Nicole's Story - Kingston General Hospital, Kingston

This birth story, which is a few stories within the story, happened mid-pregnancy in January 2011. Due to extreme circumstances, my baby had no chance of survival outside of my womb and was aborted mid-pregnancy.

I'd had my previous baby at home, but due to the early birth I would need to be at the hospital this time. However, I wanted to do this naturally as possible as I had with my previous birth. Obviously they needed to give me medication to get the labour going, but for the delivery, I wanted my body to feel what it was going through – so I wanted nothing to kill the pain. However the nurse working kept coming into the room and trying to give me pain killers.

I'm not the screaming type, so I wasn't "disturbing" others, but yes I was experiencing discomfort, which to me is a normal thing in labour! But this nurse would not give up and then she started coming in to tell me in a snarky manner, that I didn't need to be a hero.

Is giving birth being a hero? Is feeling your body do what it's supposed to be doing, a hero? Perhaps it is, but to me it's not, I just wanted to be fully present for the birth of my baby and would have loved if the nurse could have just supported me and not found it necessary to cast her judgement upon me.

The next part of this story is after my baby is born and I'm lying in bed with my baby who has passed on. The male resident rushes in and is anxious that the placenta hasn't come out (my baby was just born) and before I know it, I feel like I'm being raped by this resident as he keeps shoving his hand up my vagina trying to pull the placenta out and he just keeps going and going at it, like it's him or the placenta – well we all know that the placenta won. My body shut down, no more oxytocin and the placenta decided to stay put! So now it's off to the OR.

So I'm waiting for surgery meeting the operating team and I'm getting a bad feeling about the male nurse. I can see that he is not respectful of the anesthesiologist who to me seems really nice (but also happens to be female and wearing a hijab). I recall him making a comment to me about her, I don't remember what he said, I just got a really bad feeling about him and thought it was extremely rude to talk behind his colleagues back to a patient.

Then in the OR after they have given me my anesthetic, but I wasn't out yet, I'm watching the team doing their final prep and the male nurse putting on his gloves, however he drops one and goes to put it back on. I'm thoroughly disgusted and I called him out and told him to get a fresh glove after dropping it. The rest of the team looked at him. He looked so pissed off at me.

After the operation, the obstetrician who was looking after my case came in to see me and I explained what I had gone through and he seemed to be quite concerned about it and said he would be speaking with those whom I had been in care with through the night.
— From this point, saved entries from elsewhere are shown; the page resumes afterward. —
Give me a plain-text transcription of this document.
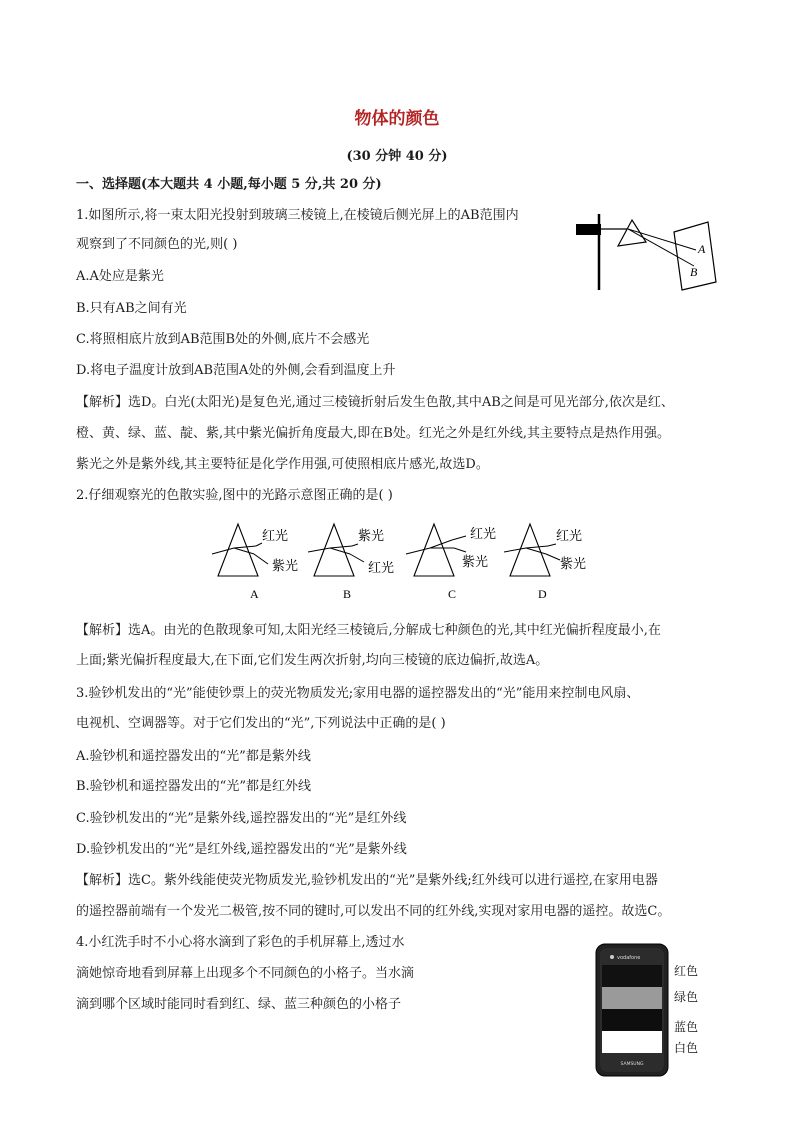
物体的颜色
(30 分钟 40 分)
一、选择题(本大题共 4 小题,每小题 5 分,共 20 分)
1.如图所示,将一束太阳光投射到玻璃三棱镜上,在棱镜后侧光屏上的AB范围内
观察到了不同颜色的光,则( )
A.A处应是紫光
B.只有AB之间有光
C.将照相底片放到AB范围B处的外侧,底片不会感光
D.将电子温度计放到AB范围A处的外侧,会看到温度上升
【解析】选D。白光(太阳光)是复色光,通过三棱镜折射后发生色散,其中AB之间是可见光部分,依次是红、
橙、黄、绿、蓝、靛、紫,其中紫光偏折角度最大,即在B处。红光之外是红外线,其主要特点是热作用强。
紫光之外是紫外线,其主要特征是化学作用强,可使照相底片感光,故选D。
A
B
2.仔细观察光的色散实验,图中的光路示意图正确的是( )
红光
紫光
A
紫光
红光
B
红光
紫光
C
红光
紫光
D
【解析】选A。由光的色散现象可知,太阳光经三棱镜后,分解成七种颜色的光,其中红光偏折程度最小,在
上面;紫光偏折程度最大,在下面,它们发生两次折射,均向三棱镜的底边偏折,故选A。
3.验钞机发出的“光”能使钞票上的荧光物质发光;家用电器的遥控器发出的“光”能用来控制电风扇、
电视机、空调器等。对于它们发出的“光”,下列说法中正确的是( )
A.验钞机和遥控器发出的“光”都是紫外线
B.验钞机和遥控器发出的“光”都是红外线
C.验钞机发出的“光”是紫外线,遥控器发出的“光”是红外线
D.验钞机发出的“光”是红外线,遥控器发出的“光”是紫外线
【解析】选C。紫外线能使荧光物质发光,验钞机发出的“光”是紫外线;红外线可以进行遥控,在家用电器
的遥控器前端有一个发光二极管,按不同的键时,可以发出不同的红外线,实现对家用电器的遥控。故选C。
4.小红洗手时不小心将水滴到了彩色的手机屏幕上,透过水
滴她惊奇地看到屏幕上出现多个不同颜色的小格子。当水滴
滴到哪个区域时能同时看到红、绿、蓝三种颜色的小格子
vodafone
SAMSUNG
红色
绿色
蓝色
白色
I went on to have another baby that also had unsurvivable complications and delivered my third baby (second that didn't survive) at the hospital without complications and then another home birth with healthy baby.

At the hospital, I felt like I was made to feel little, like I couldn't possibly know what's right for me. As though I don't know my own body. I felt like these people have ego issues and they can't trust their patients and nature. I feel like I was raped and violated. I felt disgusted that women go through this regularly and perhaps don't speak up. Disgusted that this may be the norm. Grateful to have had two home births and see what my body can do. Grateful that we have midwives, saddened that we don't fund enough of them. Saddened that every pregnancy isn't attended by midwives. Saddened that we can't educate more woman to trust that birth is a natural bodily function and yes it can be painful, but that's okay, we are strong and we can do it. And so very grateful that if there are complications we are fortunate enough to have hospitals that specialize in complications – but most childbirth situations are not complications, they become complications with intervention.